These are fresh examples derived from Garden’s stated role as a shared knowledge library and Zendesk’s customer-connection mission; they are not quotations or observed product strings.
11. Brand Narrative
Zendesk says its origin was a literal desk—more exactly a door or kitchen table—and connects that origin to an early ambition of bringing calm to chaotic customer service. Its current company framing is broader: simplify business complexity and help companies and customers make better connections. That is the company context for Garden, not evidence that the Garden documentation routes reproduce every Zendesk product surface.

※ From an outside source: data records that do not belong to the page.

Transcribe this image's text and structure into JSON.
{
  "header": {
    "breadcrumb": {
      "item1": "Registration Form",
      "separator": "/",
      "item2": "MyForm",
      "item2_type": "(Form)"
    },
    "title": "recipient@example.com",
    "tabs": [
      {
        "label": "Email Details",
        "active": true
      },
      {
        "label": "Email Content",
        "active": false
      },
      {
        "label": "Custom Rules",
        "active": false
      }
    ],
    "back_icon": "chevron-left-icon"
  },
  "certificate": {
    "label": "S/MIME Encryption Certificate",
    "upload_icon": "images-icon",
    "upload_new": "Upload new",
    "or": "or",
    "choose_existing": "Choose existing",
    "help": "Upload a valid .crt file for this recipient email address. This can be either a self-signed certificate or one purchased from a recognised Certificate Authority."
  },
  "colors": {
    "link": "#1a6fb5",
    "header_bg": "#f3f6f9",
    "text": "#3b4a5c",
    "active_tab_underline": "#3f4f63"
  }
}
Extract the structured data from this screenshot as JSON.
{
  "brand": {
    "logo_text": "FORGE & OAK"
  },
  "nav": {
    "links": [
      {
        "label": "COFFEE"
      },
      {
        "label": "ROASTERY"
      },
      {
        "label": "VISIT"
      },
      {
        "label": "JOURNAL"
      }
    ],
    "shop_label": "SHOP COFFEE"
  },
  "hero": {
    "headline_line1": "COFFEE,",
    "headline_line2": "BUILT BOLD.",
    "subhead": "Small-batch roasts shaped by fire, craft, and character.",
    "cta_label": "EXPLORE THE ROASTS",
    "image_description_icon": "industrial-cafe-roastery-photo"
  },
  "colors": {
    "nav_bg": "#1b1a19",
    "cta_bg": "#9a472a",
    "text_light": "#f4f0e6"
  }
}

Garden is the operational bridge from that mission to interface work. Zendesk describes it as the source of truth for product-building tools, standards, and best practices, and as an evolving library shared across design, content strategy, and engineering. The current public site announces Garden 9, while Zendesk’s 2025 sign-in update describes continued alignment with current UI frameworks and brand standards. Together, those first-party sources support a story of an actively maintained system and an evolving product presentation; they do not authorize unobserved UI tokens.
12. Principles
- Treat shared knowledge as product infrastructure. Garden explicitly joins design, content strategy, and engineering. UI implication: document selector-backed defaults and boundaries together, rather than exporting isolated colors.
- Make purposeful UI legible before decorative. Garden frames its design foundation as purposeful UI. UI implication: retain the observed white field, dark reading text, and compact geometry before adding visual effects.
- Use color with a documented role. The official palette separates UI and brand color and connects primary UI colors to structure, action, and validation. UI implication: reserve
#1f73b7 for the observed documentation action rather than treating every palette color as a primary CTA.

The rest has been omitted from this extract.